Femme à sa toilette de Berthe Morisot : focus sur un chef-d’oeuvre

Femme à sa toilette de Berthe Morisot : focus sur un chef-d’oeuvre
Berthe Morisot, Femme à sa Toilette, 1875-1880, huile sur toile, 60,3 x 80,4 cm, Chicago, Art Institute of Chicago © Art Institute of Chicago

Impressionniste de la première heure, Berthe Morisot (1841-1895) fut particulièrement attentive à la figure humaine et explora mieux qu'aucun autre l'inachèvement de la peinture. À l'occasion de la grande rétrospective que lui consacre le musée d'Orsay, découvrez l'une de ses œuvres les plus émouvantes : « Femme à sa toilette ».

Présentée lors de la deuxième exposition impressionniste à la galerie Paul Durand-Ruel en 1876, Femme à sa toilette condense, aux yeux des critiques du temps, les traits stylistiques qui placent Berthe Morisot parmi les figures majeures du mouvement, en même temps qu’ils induiront sa réception à plus long terme.

« Sexe faible » et peinture

Depuis la controverse qui a opposé, dès le XVIe siècle et même auparavant, partisans du dessin et partisans du coloris, la construction idéologique du masculin et du féminin a profondément déterminé la critique et l’histoire de l’art. Mais plus encore, réservant aux hommes l’apanage de l’esprit, elle a confiné les rares femmes qui s’aventuraient à pratiquer la peinture dans la sphère étroite qui convenait à la « faiblesse » de leur sexe. Et l’appréciation de leur style, quand elles parvenaient à s’émanciper du dilettantisme et de l’amateurisme, aux qualités « naturelles » de leur genre. Spontanéité, charme, grâce, délicatesse, fraîcheur, subtilité, raffinement, sensation, émotion : cette symphonie en blanc et gris d’une femme devant son miroir, dirigée d’une brosse alerte, a en effet été perçue durablement comme l’expression même d’un art « féminin » qui semble s’affirmer ici autant dans sa manière que dans son sujet.
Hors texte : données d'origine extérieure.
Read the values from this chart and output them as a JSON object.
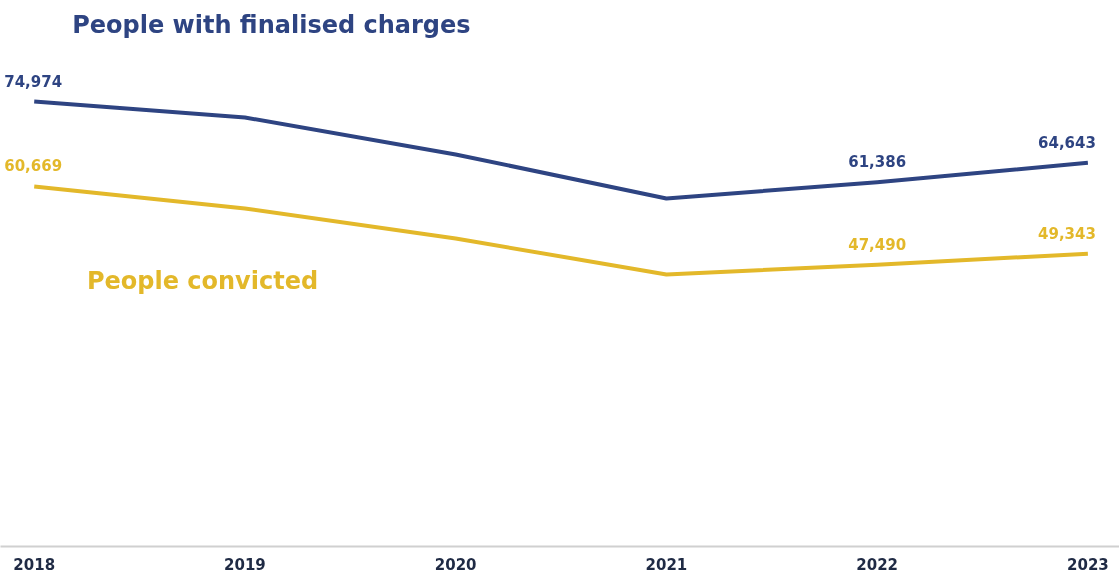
{
  "chart_data": {
    "type": "line",
    "categories": [
      "2018",
      "2019",
      "2020",
      "2021",
      "2022",
      "2023"
    ],
    "tick_labels": "x",
    "grid": false,
    "marker": "none",
    "line_style": "solid",
    "series": [
      {
        "name": "People with finalised charges",
        "color": "#2e4482",
        "values": [
          74974,
          72280,
          66050,
          58630,
          61386,
          64643
        ],
        "value_labels": [
          "74,974",
          null,
          null,
          null,
          "61,386",
          "64,643"
        ]
      },
      {
        "name": "People convicted",
        "color": "#e3b82a",
        "values": [
          60669,
          56950,
          51900,
          45830,
          47490,
          49343
        ],
        "value_labels": [
          "60,669",
          null,
          null,
          null,
          "47,490",
          "49,343"
        ]
      }
    ]
  }
}
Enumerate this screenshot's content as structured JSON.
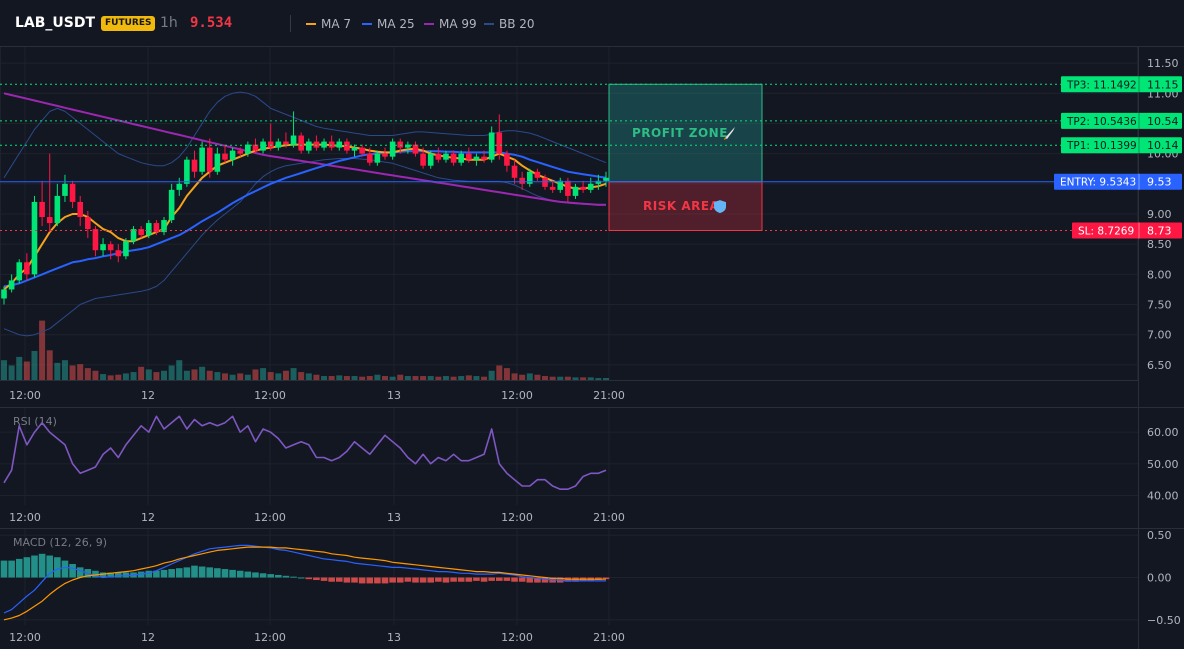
{
  "header": {
    "symbol": "LAB_USDT",
    "badge": "FUTURES",
    "timeframe": "1h",
    "price": "9.534",
    "legend": [
      {
        "label": "MA 7",
        "color": "#f7a21b"
      },
      {
        "label": "MA 25",
        "color": "#2962ff"
      },
      {
        "label": "MA 99",
        "color": "#9c27b0"
      },
      {
        "label": "BB 20",
        "color": "#2a4a8a"
      }
    ]
  },
  "levels": {
    "tp3": {
      "label": "TP3: 11.1492",
      "axis": "11.15",
      "value": 11.1492,
      "color": "#00e676"
    },
    "tp2": {
      "label": "TP2: 10.5436",
      "axis": "10.54",
      "value": 10.5436,
      "color": "#00e676"
    },
    "tp1": {
      "label": "TP1: 10.1399",
      "axis": "10.14",
      "value": 10.1399,
      "color": "#00e676"
    },
    "entry": {
      "label": "ENTRY: 9.5343",
      "axis": "9.53",
      "value": 9.5343,
      "color": "#2962ff"
    },
    "sl": {
      "label": "SL: 8.7269",
      "axis": "8.73",
      "value": 8.7269,
      "color": "#f23645"
    }
  },
  "zones": {
    "profit": {
      "label": "PROFIT ZONE",
      "icon": "rocket-icon"
    },
    "risk": {
      "label": "RISK AREA",
      "icon": "shield-icon"
    }
  },
  "price_axis": {
    "ticks": [
      "11.50",
      "11.00",
      "10.50",
      "10.00",
      "9.50",
      "9.00",
      "8.50",
      "8.00",
      "7.50",
      "7.00",
      "6.50"
    ]
  },
  "time_axis": {
    "labels": [
      "12:00",
      "12",
      "12:00",
      "13",
      "12:00",
      "21:00"
    ]
  },
  "rsi": {
    "title": "RSI (14)",
    "ticks": [
      "60.00",
      "50.00",
      "40.00"
    ]
  },
  "macd": {
    "title": "MACD (12, 26, 9)",
    "ticks": [
      "0.50",
      "0.00",
      "−0.50"
    ]
  },
  "chart_data": {
    "type": "candlestick",
    "candles": [
      [
        7.6,
        7.8,
        7.5,
        7.75
      ],
      [
        7.75,
        8.0,
        7.7,
        7.9
      ],
      [
        7.9,
        8.25,
        7.85,
        8.2
      ],
      [
        8.2,
        8.35,
        7.9,
        8.0
      ],
      [
        8.0,
        9.3,
        7.95,
        9.2
      ],
      [
        9.2,
        9.55,
        8.8,
        8.95
      ],
      [
        8.95,
        10.0,
        8.7,
        8.85
      ],
      [
        8.85,
        9.5,
        8.8,
        9.3
      ],
      [
        9.3,
        9.65,
        9.2,
        9.5
      ],
      [
        9.5,
        9.55,
        9.1,
        9.2
      ],
      [
        9.2,
        9.3,
        8.8,
        8.95
      ],
      [
        8.95,
        9.05,
        8.6,
        8.75
      ],
      [
        8.75,
        8.8,
        8.3,
        8.4
      ],
      [
        8.4,
        8.6,
        8.3,
        8.5
      ],
      [
        8.5,
        8.55,
        8.25,
        8.4
      ],
      [
        8.4,
        8.5,
        8.2,
        8.3
      ],
      [
        8.3,
        8.6,
        8.25,
        8.55
      ],
      [
        8.55,
        8.8,
        8.5,
        8.75
      ],
      [
        8.75,
        8.8,
        8.6,
        8.65
      ],
      [
        8.65,
        8.9,
        8.6,
        8.85
      ],
      [
        8.85,
        8.9,
        8.65,
        8.7
      ],
      [
        8.7,
        8.95,
        8.65,
        8.9
      ],
      [
        8.9,
        9.5,
        8.85,
        9.4
      ],
      [
        9.4,
        9.6,
        9.3,
        9.5
      ],
      [
        9.5,
        9.95,
        9.45,
        9.9
      ],
      [
        9.9,
        10.05,
        9.6,
        9.7
      ],
      [
        9.7,
        10.2,
        9.65,
        10.1
      ],
      [
        10.1,
        10.25,
        9.6,
        9.7
      ],
      [
        9.7,
        10.1,
        9.65,
        10.0
      ],
      [
        10.0,
        10.15,
        9.85,
        9.9
      ],
      [
        9.9,
        10.1,
        9.8,
        10.05
      ],
      [
        10.05,
        10.1,
        9.95,
        10.0
      ],
      [
        10.0,
        10.2,
        9.95,
        10.15
      ],
      [
        10.15,
        10.25,
        10.0,
        10.05
      ],
      [
        10.05,
        10.25,
        10.0,
        10.2
      ],
      [
        10.2,
        10.5,
        10.05,
        10.1
      ],
      [
        10.1,
        10.25,
        10.05,
        10.2
      ],
      [
        10.2,
        10.35,
        10.1,
        10.15
      ],
      [
        10.15,
        10.7,
        10.1,
        10.3
      ],
      [
        10.3,
        10.35,
        10.0,
        10.05
      ],
      [
        10.05,
        10.25,
        10.0,
        10.2
      ],
      [
        10.2,
        10.3,
        10.05,
        10.1
      ],
      [
        10.1,
        10.25,
        10.05,
        10.2
      ],
      [
        10.2,
        10.3,
        10.05,
        10.1
      ],
      [
        10.1,
        10.25,
        10.05,
        10.2
      ],
      [
        10.2,
        10.25,
        10.0,
        10.05
      ],
      [
        10.05,
        10.15,
        9.95,
        10.1
      ],
      [
        10.1,
        10.15,
        9.95,
        10.0
      ],
      [
        10.0,
        10.1,
        9.8,
        9.85
      ],
      [
        9.85,
        10.05,
        9.8,
        10.0
      ],
      [
        10.0,
        10.1,
        9.9,
        9.95
      ],
      [
        9.95,
        10.25,
        9.9,
        10.2
      ],
      [
        10.2,
        10.25,
        10.0,
        10.1
      ],
      [
        10.1,
        10.2,
        10.0,
        10.15
      ],
      [
        10.15,
        10.2,
        9.95,
        10.0
      ],
      [
        10.0,
        10.1,
        9.75,
        9.8
      ],
      [
        9.8,
        10.05,
        9.75,
        10.0
      ],
      [
        10.0,
        10.1,
        9.85,
        9.9
      ],
      [
        9.9,
        10.05,
        9.85,
        10.0
      ],
      [
        10.0,
        10.05,
        9.8,
        9.85
      ],
      [
        9.85,
        10.05,
        9.8,
        10.0
      ],
      [
        10.0,
        10.1,
        9.85,
        9.9
      ],
      [
        9.9,
        10.0,
        9.8,
        9.95
      ],
      [
        9.95,
        10.05,
        9.85,
        9.9
      ],
      [
        9.9,
        10.45,
        9.85,
        10.35
      ],
      [
        10.35,
        10.65,
        9.9,
        10.0
      ],
      [
        10.0,
        10.05,
        9.7,
        9.8
      ],
      [
        9.8,
        9.9,
        9.5,
        9.6
      ],
      [
        9.6,
        9.7,
        9.4,
        9.5
      ],
      [
        9.5,
        9.75,
        9.45,
        9.7
      ],
      [
        9.7,
        9.75,
        9.55,
        9.6
      ],
      [
        9.6,
        9.65,
        9.4,
        9.45
      ],
      [
        9.45,
        9.55,
        9.35,
        9.4
      ],
      [
        9.4,
        9.6,
        9.35,
        9.55
      ],
      [
        9.55,
        9.6,
        9.2,
        9.3
      ],
      [
        9.3,
        9.5,
        9.25,
        9.45
      ],
      [
        9.45,
        9.55,
        9.35,
        9.4
      ],
      [
        9.4,
        9.6,
        9.35,
        9.5
      ],
      [
        9.5,
        9.65,
        9.4,
        9.55
      ],
      [
        9.55,
        9.7,
        9.45,
        9.6
      ]
    ],
    "ma7": [
      7.75,
      7.85,
      8.0,
      8.1,
      8.3,
      8.5,
      8.7,
      8.85,
      8.95,
      9.0,
      9.0,
      8.95,
      8.85,
      8.75,
      8.7,
      8.6,
      8.55,
      8.55,
      8.6,
      8.65,
      8.7,
      8.75,
      8.95,
      9.1,
      9.3,
      9.45,
      9.6,
      9.7,
      9.8,
      9.85,
      9.9,
      9.95,
      10.0,
      10.05,
      10.08,
      10.1,
      10.12,
      10.14,
      10.15,
      10.15,
      10.15,
      10.15,
      10.15,
      10.14,
      10.13,
      10.12,
      10.1,
      10.08,
      10.05,
      10.03,
      10.02,
      10.02,
      10.05,
      10.07,
      10.08,
      10.05,
      10.0,
      9.97,
      9.95,
      9.93,
      9.92,
      9.9,
      9.9,
      9.9,
      9.95,
      10.0,
      9.95,
      9.9,
      9.8,
      9.72,
      9.65,
      9.6,
      9.55,
      9.5,
      9.45,
      9.42,
      9.42,
      9.44,
      9.46,
      9.5
    ],
    "ma25": [
      7.8,
      7.82,
      7.85,
      7.9,
      7.95,
      8.0,
      8.05,
      8.1,
      8.15,
      8.2,
      8.22,
      8.25,
      8.27,
      8.3,
      8.32,
      8.35,
      8.38,
      8.4,
      8.42,
      8.45,
      8.5,
      8.55,
      8.6,
      8.65,
      8.72,
      8.8,
      8.88,
      8.95,
      9.02,
      9.1,
      9.18,
      9.25,
      9.32,
      9.38,
      9.44,
      9.5,
      9.55,
      9.6,
      9.64,
      9.68,
      9.72,
      9.76,
      9.8,
      9.84,
      9.88,
      9.91,
      9.94,
      9.97,
      9.99,
      10.0,
      10.01,
      10.02,
      10.03,
      10.04,
      10.04,
      10.04,
      10.04,
      10.04,
      10.03,
      10.03,
      10.02,
      10.02,
      10.02,
      10.02,
      10.02,
      10.02,
      10.0,
      9.98,
      9.95,
      9.9,
      9.86,
      9.82,
      9.78,
      9.74,
      9.7,
      9.68,
      9.66,
      9.64,
      9.62,
      9.6
    ],
    "ma99": [
      11.0,
      10.97,
      10.94,
      10.91,
      10.88,
      10.85,
      10.82,
      10.79,
      10.76,
      10.73,
      10.7,
      10.67,
      10.64,
      10.61,
      10.58,
      10.55,
      10.52,
      10.49,
      10.46,
      10.43,
      10.4,
      10.37,
      10.34,
      10.31,
      10.28,
      10.25,
      10.22,
      10.19,
      10.16,
      10.13,
      10.1,
      10.07,
      10.04,
      10.01,
      9.98,
      9.96,
      9.94,
      9.92,
      9.9,
      9.88,
      9.86,
      9.84,
      9.82,
      9.8,
      9.78,
      9.76,
      9.74,
      9.72,
      9.7,
      9.68,
      9.66,
      9.64,
      9.62,
      9.6,
      9.58,
      9.56,
      9.54,
      9.52,
      9.5,
      9.48,
      9.46,
      9.44,
      9.42,
      9.4,
      9.38,
      9.36,
      9.34,
      9.32,
      9.3,
      9.28,
      9.26,
      9.24,
      9.22,
      9.2,
      9.19,
      9.18,
      9.17,
      9.16,
      9.15,
      9.15
    ],
    "bb_upper": [
      9.6,
      9.8,
      10.0,
      10.2,
      10.4,
      10.55,
      10.7,
      10.75,
      10.7,
      10.6,
      10.5,
      10.4,
      10.3,
      10.2,
      10.1,
      10.0,
      9.95,
      9.9,
      9.85,
      9.82,
      9.8,
      9.8,
      9.85,
      9.95,
      10.1,
      10.3,
      10.5,
      10.7,
      10.85,
      10.95,
      11.0,
      11.02,
      11.0,
      10.95,
      10.85,
      10.75,
      10.7,
      10.65,
      10.6,
      10.55,
      10.5,
      10.45,
      10.42,
      10.4,
      10.38,
      10.36,
      10.34,
      10.32,
      10.3,
      10.3,
      10.3,
      10.3,
      10.32,
      10.34,
      10.36,
      10.36,
      10.35,
      10.34,
      10.33,
      10.32,
      10.31,
      10.3,
      10.3,
      10.3,
      10.32,
      10.36,
      10.38,
      10.38,
      10.36,
      10.34,
      10.3,
      10.25,
      10.2,
      10.15,
      10.1,
      10.05,
      10.0,
      9.95,
      9.9,
      9.85
    ],
    "bb_lower": [
      7.1,
      7.05,
      7.0,
      6.98,
      7.0,
      7.05,
      7.1,
      7.2,
      7.3,
      7.4,
      7.5,
      7.55,
      7.6,
      7.62,
      7.64,
      7.66,
      7.68,
      7.7,
      7.72,
      7.75,
      7.8,
      7.9,
      8.05,
      8.2,
      8.35,
      8.5,
      8.65,
      8.78,
      8.9,
      9.0,
      9.1,
      9.2,
      9.35,
      9.5,
      9.62,
      9.7,
      9.76,
      9.8,
      9.82,
      9.84,
      9.86,
      9.88,
      9.9,
      9.91,
      9.92,
      9.92,
      9.92,
      9.91,
      9.9,
      9.88,
      9.86,
      9.84,
      9.8,
      9.76,
      9.72,
      9.68,
      9.64,
      9.6,
      9.58,
      9.56,
      9.55,
      9.54,
      9.54,
      9.54,
      9.54,
      9.54,
      9.52,
      9.48,
      9.42,
      9.36,
      9.3,
      9.26,
      9.22,
      9.2,
      9.18,
      9.17,
      9.16,
      9.16,
      9.16,
      9.16
    ],
    "volume": [
      0.3,
      0.22,
      0.35,
      0.28,
      0.44,
      0.9,
      0.45,
      0.26,
      0.3,
      0.22,
      0.24,
      0.18,
      0.14,
      0.09,
      0.07,
      0.08,
      0.1,
      0.12,
      0.2,
      0.16,
      0.12,
      0.14,
      0.22,
      0.3,
      0.14,
      0.16,
      0.2,
      0.14,
      0.12,
      0.1,
      0.08,
      0.1,
      0.08,
      0.16,
      0.18,
      0.12,
      0.1,
      0.14,
      0.18,
      0.12,
      0.1,
      0.08,
      0.06,
      0.06,
      0.07,
      0.06,
      0.06,
      0.05,
      0.06,
      0.08,
      0.06,
      0.05,
      0.08,
      0.06,
      0.06,
      0.06,
      0.06,
      0.05,
      0.06,
      0.05,
      0.06,
      0.07,
      0.06,
      0.05,
      0.14,
      0.22,
      0.18,
      0.1,
      0.08,
      0.1,
      0.08,
      0.06,
      0.05,
      0.05,
      0.05,
      0.04,
      0.04,
      0.04,
      0.03,
      0.03
    ],
    "rsi": [
      44,
      48,
      62,
      56,
      60,
      63,
      60,
      58,
      56,
      50,
      47,
      48,
      49,
      53,
      55,
      52,
      56,
      59,
      62,
      60,
      65,
      61,
      63,
      65,
      61,
      64,
      62,
      63,
      62,
      63,
      65,
      60,
      62,
      57,
      61,
      60,
      58,
      55,
      56,
      57,
      56,
      52,
      52,
      51,
      52,
      54,
      57,
      55,
      53,
      56,
      59,
      57,
      55,
      52,
      50,
      53,
      50,
      52,
      51,
      53,
      51,
      51,
      52,
      53,
      61,
      50,
      47,
      45,
      43,
      43,
      45,
      45,
      43,
      42,
      42,
      43,
      46,
      47,
      47,
      48
    ],
    "macd_line": [
      -0.42,
      -0.38,
      -0.3,
      -0.22,
      -0.15,
      -0.05,
      0.05,
      0.1,
      0.12,
      0.11,
      0.08,
      0.05,
      0.02,
      0.0,
      0.01,
      0.02,
      0.02,
      0.03,
      0.04,
      0.05,
      0.08,
      0.12,
      0.16,
      0.2,
      0.24,
      0.28,
      0.31,
      0.34,
      0.35,
      0.36,
      0.37,
      0.38,
      0.38,
      0.37,
      0.36,
      0.35,
      0.33,
      0.32,
      0.3,
      0.28,
      0.26,
      0.24,
      0.22,
      0.21,
      0.2,
      0.19,
      0.17,
      0.16,
      0.15,
      0.14,
      0.13,
      0.12,
      0.12,
      0.11,
      0.1,
      0.09,
      0.08,
      0.07,
      0.07,
      0.06,
      0.05,
      0.05,
      0.04,
      0.04,
      0.04,
      0.05,
      0.04,
      0.03,
      0.01,
      0.0,
      -0.01,
      -0.02,
      -0.03,
      -0.03,
      -0.04,
      -0.04,
      -0.04,
      -0.04,
      -0.04,
      -0.04
    ],
    "macd_signal": [
      -0.5,
      -0.48,
      -0.45,
      -0.4,
      -0.34,
      -0.28,
      -0.2,
      -0.13,
      -0.07,
      -0.03,
      0.0,
      0.02,
      0.03,
      0.04,
      0.05,
      0.06,
      0.07,
      0.08,
      0.1,
      0.12,
      0.14,
      0.17,
      0.19,
      0.22,
      0.24,
      0.26,
      0.28,
      0.3,
      0.32,
      0.33,
      0.34,
      0.35,
      0.36,
      0.36,
      0.36,
      0.36,
      0.35,
      0.35,
      0.34,
      0.33,
      0.32,
      0.31,
      0.3,
      0.28,
      0.27,
      0.26,
      0.24,
      0.23,
      0.22,
      0.21,
      0.2,
      0.18,
      0.17,
      0.16,
      0.15,
      0.14,
      0.13,
      0.12,
      0.11,
      0.1,
      0.09,
      0.08,
      0.07,
      0.07,
      0.06,
      0.06,
      0.05,
      0.04,
      0.03,
      0.02,
      0.01,
      0.0,
      -0.01,
      -0.01,
      -0.02,
      -0.02,
      -0.02,
      -0.02,
      -0.02,
      -0.02
    ],
    "macd_hist": [
      0.2,
      0.2,
      0.22,
      0.24,
      0.26,
      0.28,
      0.26,
      0.24,
      0.2,
      0.16,
      0.12,
      0.1,
      0.08,
      0.06,
      0.06,
      0.06,
      0.06,
      0.06,
      0.07,
      0.08,
      0.08,
      0.09,
      0.1,
      0.11,
      0.12,
      0.14,
      0.13,
      0.12,
      0.11,
      0.1,
      0.09,
      0.08,
      0.07,
      0.06,
      0.05,
      0.04,
      0.03,
      0.02,
      0.01,
      0.0,
      -0.02,
      -0.03,
      -0.04,
      -0.05,
      -0.05,
      -0.06,
      -0.06,
      -0.07,
      -0.07,
      -0.07,
      -0.07,
      -0.06,
      -0.06,
      -0.05,
      -0.06,
      -0.06,
      -0.06,
      -0.05,
      -0.06,
      -0.05,
      -0.05,
      -0.05,
      -0.04,
      -0.05,
      -0.04,
      -0.04,
      -0.04,
      -0.05,
      -0.05,
      -0.06,
      -0.06,
      -0.06,
      -0.06,
      -0.06,
      -0.05,
      -0.05,
      -0.04,
      -0.04,
      -0.03,
      -0.02
    ],
    "price_range": [
      6.25,
      11.75
    ],
    "rsi_range": [
      37,
      67
    ],
    "macd_range": [
      -0.55,
      0.55
    ]
  }
}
Berthe Morisot, Femme à sa Toilette, 1875-1880, huile sur toile, 60,3 x 80,4 cm, Chicago, Art Institute of Chicago © Art Institute of Chicago

Berthe Morisot, Femme à sa Toilette, 1875-1880, huile sur toile, 60,3 x 80,4 cm, Chicago, Art Institute of Chicago © Art Institute of Chicago

L’impressionnisme : une féminisation de l’art de peindre ?

Privilégiant la construction par la couleur et la lumière plutôt que par la ligne, l’expression de la sensation et de l’impression visuelle plutôt que le dessein conceptuel, une vision unifiée plutôt que la hiérarchisation de la figure et de l’arrière-plan, l’impressionnisme semble lui-même relever d’une « féminisation » de l’art de peindre ; cela explique en partie le rejet dont il eut à pâtir. Mais Berthe Morisot, déterminée à s’affirmer en peintre, et en peintre qui vend ses œuvres, a su développer une stratégie capable de transcender ces a priori.

Berthe Morisot, Autoportrait, 1885, huile sur toile, 61 x 50 cm, Paris, musée Marmottan Monet.

Berthe Morisot, Autoportrait, 1885, huile sur toile, 61 x 50 cm, Paris, musée Marmottan Monet ©Bridgeman Images

L’art moderne de Morisot

S’emparant d’un sujet à la mode, la Parisienne, bourgeoise, mondaine et élégante, s’accordant par sa touche mobile, proche de l’esquisse, comme par sa palette claire et brillante, à l’engouement de son temps pour la peinture du XVIIIe siècle et particulièrement le rococo, elle s’impose sur la scène artistique sans enfreindre les limites de la sphère intime qui conviennent à son sexe, mais sans céder non plus au sentimentalisme pittoresque ou au voyeurisme. Dans l’espace incertain d’une chambre ou d’un boudoir, elle a su donner le champ libre à cette « nouvelle peinture » que le critique Duranty appelait de ses vœux dans son essai manifeste de l’impressionnisme paru en 1876.